Когда я возвращаюсь к лицу Роу, ее щеки залиты слезами, и она больше не сдерживает своих чувств. Зарывшись пальцами в ее волосы, прижимаюсь губами ко лбу. Роу вздрагивает, плача и тяжело, прерывисто дыша, а я просто держу ее в своих руках и жду, когда она успокоится и постепенно заснет.
Это… любовь.
20. РоуПробуждение в объятиях Нейта было сродни началу совершенно новой жизни. Последние два года без снотворного я засыпала всего несколько раз. Обычно это случалось, когда я заболевала чем-то вроде гриппа и не могла принять свои лекарства. С Нейтом же мне не нужны таблетки. Он – мое плацебо.

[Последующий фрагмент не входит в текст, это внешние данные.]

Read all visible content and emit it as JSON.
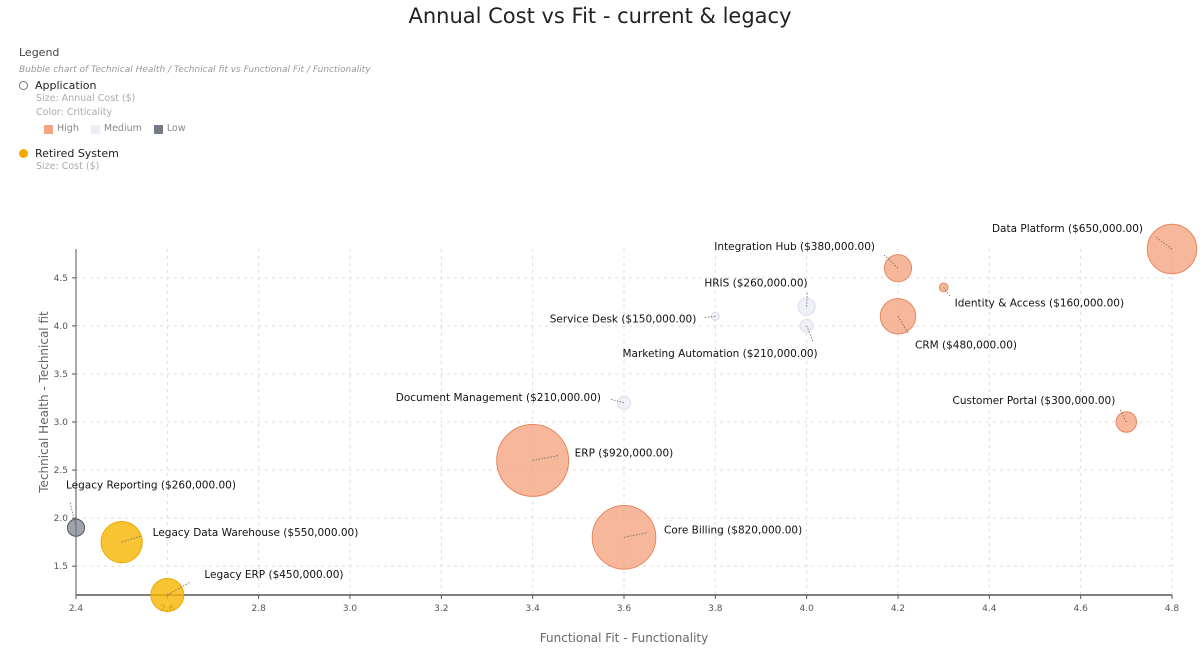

Распахнув веки, я встретила его взгляд. Нейт сказал, что сам проснулся пару минут назад, но у меня ощущение, что он смотрел на меня намного дольше. Вчера я так и не приняла душ и теперь чувствую себя грязной, но мне не хочется смывать с тела поцелуи Нейта. Это желание – сохранить на коже след от его поцелуев – кажется детским. Но мне все равно.
Перед занятиями я проскользнула к себе в комнату и переоделась в стенном шкафу, не разбудив при этом ни Кэсс, ни Тая. Даже несколько секунд полюбовалась ими, довольная результатом своих рук, а потом побежала на первую пару.